Friday night will see the truly unique stylings of Mr Scruff takeover The Arches for his quintessential banquet of alt-club classics, with droplets of his own quirky work across a hectic evening.
The Manchester mix-wizard isn’t just known for his inventive LPs – over the last decade his live sets have evolved into mammoth four hour sessions covering the musical spectrum from funk to folk, in a blend that saves any swathes of dancefloor departures.
If this seems like too much bang for your buck, Mr Scruff’s Teashop will be on hand to supply his brew based wares; without the P&P to sweat over, the only drama is how many mugs you can cart back to your flat after.
The choice of The Arches super-club atmosphere is testament to his trust in the venue, from a man that has played across some of the most vibrant and varied club on the planet.
His attention to technical detail with both the record being spun and the audio/visual scope the audience get to enjoy it in is second to none.
The Scruff doesn’t come to town as often as he might like – but it’s always a visit to remember. With such a random pick’n’mix of tunes on offer, going for a fag or a trip to the bar could mean missing two tunes that could truly make or break your evening.
Saturday night in Cabaret Voltaire will see the post-grunge rumblings of a Yuck, a band that appear to have as much of a following across the pond as in the UK, in as small a venue as you’re likely to catch them from this point on.
Born from the songwriting combination of ex-Cajun Dance Party frontman, Daniel Blumberg, and bassist, Max Bloom, picking up guitars and feverishly writing material for an album within months of the demise of the once indie-pop hopefuls.

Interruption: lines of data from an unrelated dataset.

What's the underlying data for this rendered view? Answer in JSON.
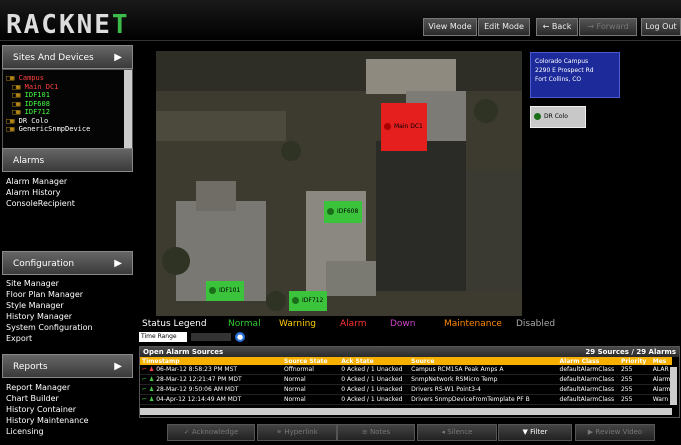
{
  "app": {
    "logo_a": "RACKNE",
    "logo_b": "T"
  },
  "topbar": {
    "view_mode": "View Mode",
    "edit_mode": "Edit Mode",
    "back": "← Back",
    "forward": "→ Forward",
    "logout": "Log Out"
  },
  "sidebar": {
    "sites_header": "Sites And Devices",
    "tree": [
      {
        "label": "Campus",
        "color": "#ff4040"
      },
      {
        "label": "Main DC1",
        "color": "#ff4040"
      },
      {
        "label": "IDF101",
        "color": "#44ff44"
      },
      {
        "label": "IDF608",
        "color": "#44ff44"
      },
      {
        "label": "IDF712",
        "color": "#44ff44"
      },
      {
        "label": "DR Colo",
        "color": "#ffffff"
      },
      {
        "label": "GenericSnmpDevice",
        "color": "#ffffff"
      }
    ],
    "alarms_header": "Alarms",
    "alarm_items": [
      "Alarm Manager",
      "Alarm History",
      "ConsoleRecipient"
    ],
    "config_header": "Configuration",
    "config_items": [
      "Site Manager",
      "Floor Plan Manager",
      "Style Manager",
      "History Manager",
      "System Configuration",
      "Export"
    ],
    "reports_header": "Reports",
    "report_items": [
      "Report Manager",
      "Chart Builder",
      "History Container",
      "History Maintenance",
      "Licensing"
    ]
  },
  "map": {
    "nodes": {
      "main_dc1": "Main DC1",
      "idf608": "IDF608",
      "idf101": "IDF101",
      "idf712": "IDF712",
      "dr_colo": "DR Colo"
    },
    "info": {
      "line1": "Colorado Campus",
      "line2": "2290 E Prospect Rd",
      "line3": "Fort Collins, CO"
    }
  },
  "legend": {
    "title": "Status Legend",
    "normal": "Normal",
    "warning": "Warning",
    "alarm": "Alarm",
    "down": "Down",
    "maintenance": "Maintenance",
    "disabled": "Disabled"
  },
  "time_range": {
    "label": "Time Range"
  },
  "alarms": {
    "title": "Open Alarm Sources",
    "count": "29 Sources / 29 Alarms",
    "columns": [
      "Timestamp",
      "Source State",
      "Ack State",
      "Source",
      "Alarm Class",
      "Priority",
      "Mes"
    ],
    "rows": [
      [
        "06-Mar-12 8:58:23 PM MST",
        "Offnormal",
        "0 Acked / 1 Unacked",
        "Campus RCM15A Peak Amps A",
        "defaultAlarmClass",
        "255",
        "ALAR"
      ],
      [
        "28-Mar-12 12:21:47 PM MDT",
        "Normal",
        "0 Acked / 1 Unacked",
        "SnmpNetwork RSMicro Temp",
        "defaultAlarmClass",
        "255",
        "Alarm"
      ],
      [
        "28-Mar-12 9:50:06 AM MDT",
        "Normal",
        "0 Acked / 1 Unacked",
        "Drivers RS-W1 Point3-4",
        "defaultAlarmClass",
        "255",
        "Alarm"
      ],
      [
        "04-Apr-12 12:14:49 AM MDT",
        "Normal",
        "0 Acked / 1 Unacked",
        "Drivers SnmpDeviceFromTemplate PF B",
        "defaultAlarmClass",
        "255",
        "Warn"
      ]
    ]
  },
  "actions": {
    "acknowledge": "Acknowledge",
    "hyperlink": "Hyperlink",
    "notes": "Notes",
    "silence": "Silence",
    "filter": "Filter",
    "review_video": "Review Video"
  }
}
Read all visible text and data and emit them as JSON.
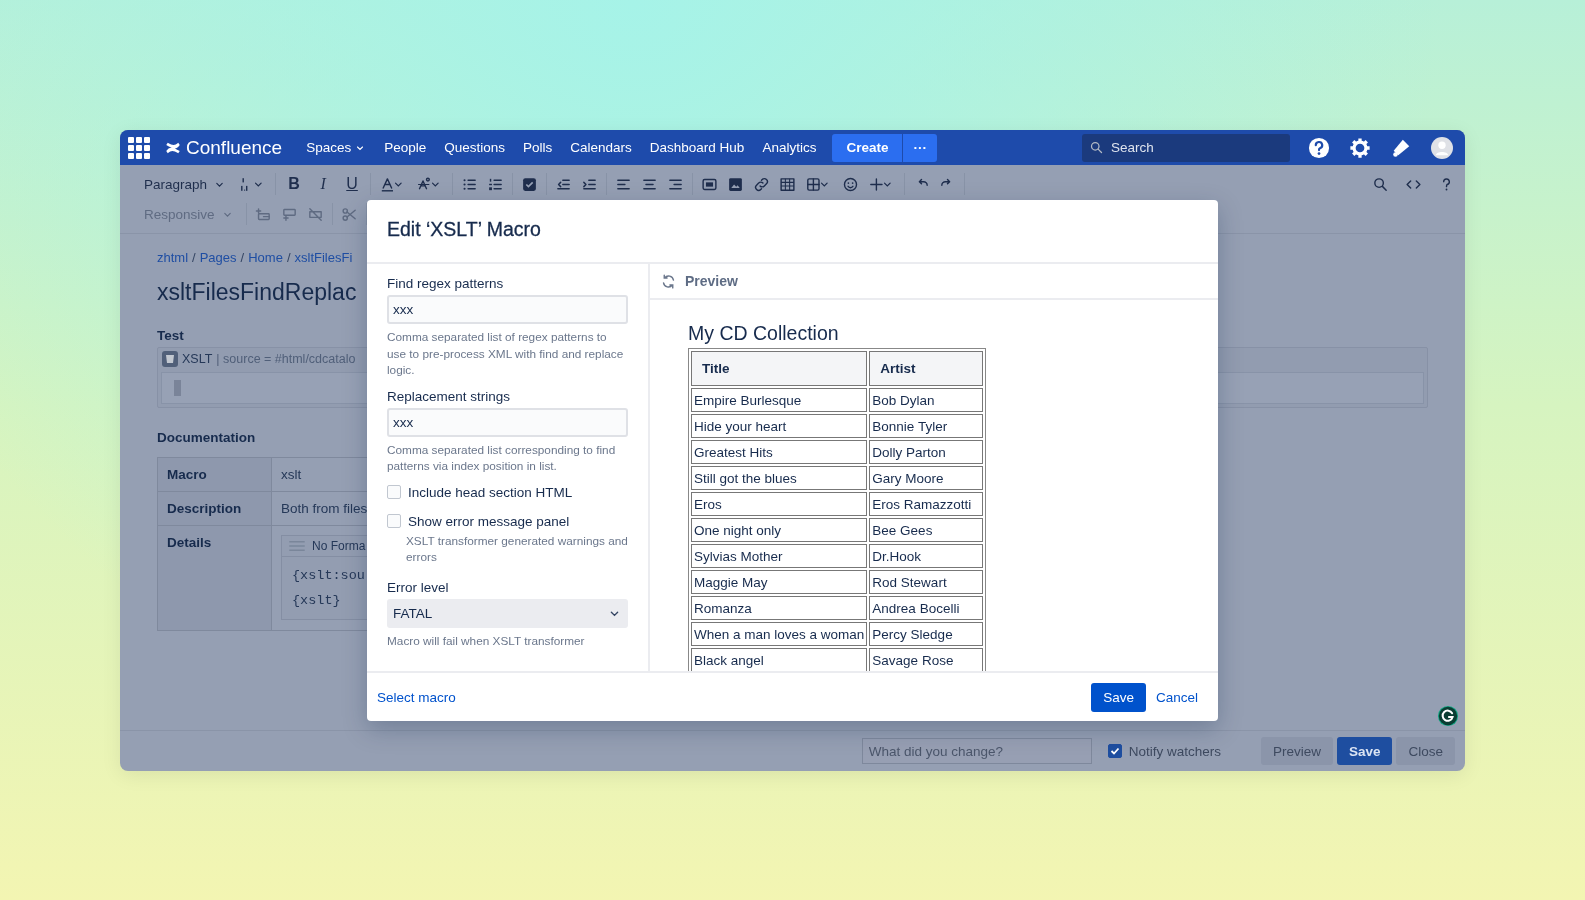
{
  "header": {
    "product": "Confluence",
    "nav": [
      {
        "label": "Spaces",
        "dropdown": true
      },
      {
        "label": "People",
        "dropdown": false
      },
      {
        "label": "Questions",
        "dropdown": false
      },
      {
        "label": "Polls",
        "dropdown": false
      },
      {
        "label": "Calendars",
        "dropdown": false
      },
      {
        "label": "Dashboard Hub",
        "dropdown": false
      },
      {
        "label": "Analytics",
        "dropdown": false
      }
    ],
    "create": "Create",
    "more": "···",
    "search": {
      "placeholder": "Search"
    }
  },
  "toolbar": {
    "paragraph": "Paragraph",
    "format": [
      "B",
      "I",
      "U"
    ],
    "responsive": "Responsive"
  },
  "page": {
    "breadcrumbs": [
      {
        "label": "zhtml",
        "sep": "/"
      },
      {
        "label": "Pages",
        "sep": "/"
      },
      {
        "label": "Home",
        "sep": "/"
      },
      {
        "label": "xsltFilesFi"
      }
    ],
    "title": "xsltFilesFindReplac",
    "section": "Test",
    "macro_placeholder": {
      "name": "XSLT",
      "params": "| source = #html/cdcatalo"
    },
    "documentation": {
      "heading": "Documentation",
      "rows": [
        {
          "label": "Macro",
          "value": "xslt"
        },
        {
          "label": "Description",
          "value": "Both from files"
        },
        {
          "label": "Details",
          "panel_title": "No Forma",
          "code": [
            "{xslt:sou",
            "{xslt}"
          ]
        }
      ]
    }
  },
  "modal": {
    "title": "Edit ‘XSLT’ Macro",
    "fields": [
      {
        "kind": "text",
        "label": "Find regex patterns",
        "value": "xxx",
        "help": "Comma separated list of regex patterns to use to pre-process XML with find and replace logic."
      },
      {
        "kind": "text",
        "label": "Replacement strings",
        "value": "xxx",
        "help": "Comma separated list corresponding to find patterns via index position in list."
      },
      {
        "kind": "checkbox",
        "label": "Include head section HTML",
        "checked": false
      },
      {
        "kind": "checkbox",
        "label": "Show error message panel",
        "checked": false,
        "help": "XSLT transformer generated warnings and errors"
      },
      {
        "kind": "select",
        "label": "Error level",
        "value": "FATAL",
        "help": "Macro will fail when XSLT transformer"
      }
    ],
    "preview": {
      "label": "Preview",
      "heading": "My CD Collection",
      "columns": [
        "Title",
        "Artist"
      ],
      "rows": [
        [
          "Empire Burlesque",
          "Bob Dylan"
        ],
        [
          "Hide your heart",
          "Bonnie Tyler"
        ],
        [
          "Greatest Hits",
          "Dolly Parton"
        ],
        [
          "Still got the blues",
          "Gary Moore"
        ],
        [
          "Eros",
          "Eros Ramazzotti"
        ],
        [
          "One night only",
          "Bee Gees"
        ],
        [
          "Sylvias Mother",
          "Dr.Hook"
        ],
        [
          "Maggie May",
          "Rod Stewart"
        ],
        [
          "Romanza",
          "Andrea Bocelli"
        ],
        [
          "When a man loves a woman",
          "Percy Sledge"
        ],
        [
          "Black angel",
          "Savage Rose"
        ]
      ]
    },
    "footer": {
      "link": "Select macro",
      "save": "Save",
      "cancel": "Cancel"
    }
  },
  "bottom_bar": {
    "change_note": {
      "placeholder": "What did you change?"
    },
    "notify": {
      "label": "Notify watchers",
      "checked": true
    },
    "buttons": [
      {
        "label": "Preview",
        "kind": "secondary"
      },
      {
        "label": "Save",
        "kind": "primary"
      },
      {
        "label": "Close",
        "kind": "secondary"
      }
    ]
  }
}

It was an exceptionally quick turnaround, from signing with label Fat Possum in September 2010 to the release of their self-titled debut in Febuary of this year. They carried over little more than the main thread of the Cajun Dance Party sound: melodically bashful vocals under overhanging riffs, in an altogether more exportable fuzzbox sound.
Whilst the duo’s Americanised record collections may have shaped their early writing, the swift addition of the gutteral basswork in Mariko Doi picking up the New Jersey flavoured drumming from Jonny Rogoff in an Israeli dessert, this made the realisation all the easier.

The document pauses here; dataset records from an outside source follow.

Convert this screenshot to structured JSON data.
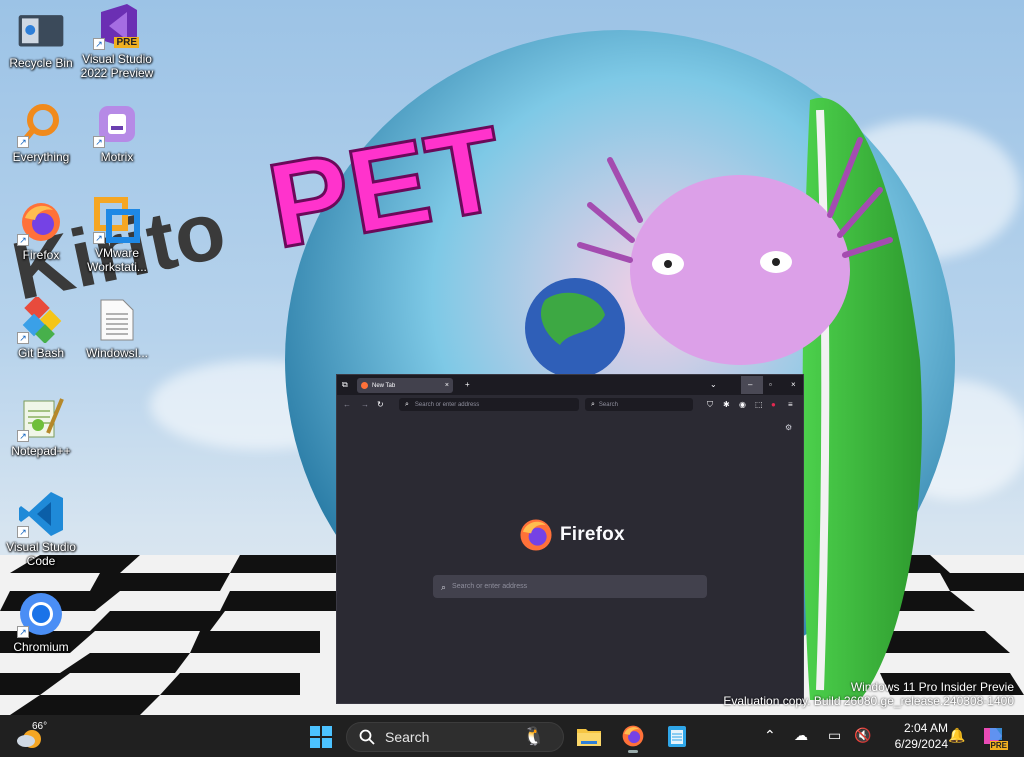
{
  "desktop": {
    "icons": [
      {
        "label": "Recycle Bin"
      },
      {
        "label": "Visual Studio 2022 Preview"
      },
      {
        "label": "Everything"
      },
      {
        "label": "Motrix"
      },
      {
        "label": "Firefox"
      },
      {
        "label": "VMware Workstati..."
      },
      {
        "label": "Git Bash"
      },
      {
        "label": "WindowsI..."
      },
      {
        "label": "Notepad++"
      },
      {
        "label": "Visual Studio Code"
      },
      {
        "label": "Chromium"
      }
    ],
    "wallpaper_text": "KiritoPET",
    "vs_badge": "PRE"
  },
  "firefox": {
    "tab_title": "New Tab",
    "url_placeholder": "Search or enter address",
    "search_placeholder": "Search",
    "brand": "Firefox",
    "content_search_placeholder": "Search or enter address"
  },
  "watermark": {
    "line1": "Windows 11 Pro Insider Previe",
    "line2": "Evaluation copy. Build 26080.ge_release.240308-1400"
  },
  "taskbar": {
    "weather_temp": "66°",
    "search_label": "Search",
    "time": "2:04 AM",
    "date": "6/29/2024",
    "copilot_badge": "PRE"
  },
  "colors": {
    "taskbar": "#202020",
    "firefox_bg": "#2b2a33",
    "firefox_accent": "#ff7139"
  }
}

A thinly veiled lo-fi approach was always going to hit the media hype ground running. Add to that a nonchalant, accidental coolness and the fourpiece were quickly swept up for US sessions with NPR, Billboard Magazine and a quintessential showcase on Pitchfork.
Even with playing back-to-back Scottish dates, we’re suprised to see the guys still performing (and hopefully selling out) venues of this size. With their continuially prolific recording output, a double CD version of what is likely to be one of this years top albums has just been released in Australia, you won’t be likely to catch them without being surrounded by 500+ sweaty punters again.
Not so much a musical ensemble, as an Irish tour de force, The Rubber Bandits leap their way into King Tuts on Friday evening on the back of the YouTube sensation “I’ve Got A Horse Outside”, which has now topped 8 million views.
Musically they throw elementary hip hop beats with traditional Irish licks and a smearing of classic pop, all the while rapping the kind of tounge in cheek that could easily see them slapped with a Secterian breach of the peace (rhyming ‘up the ra’ with ‘Cantona/Paul McGrath’ whilst reading out a list of alledged IRA members (George Lucas, Winona Ryder…).
Their first appearance on Scottish soil was a beer garden bursting appearance at Edinburgh’s Three Sisters on St Patrick’s Day, paving the way for Tut’s to be something of an Irish assembly come Friday night.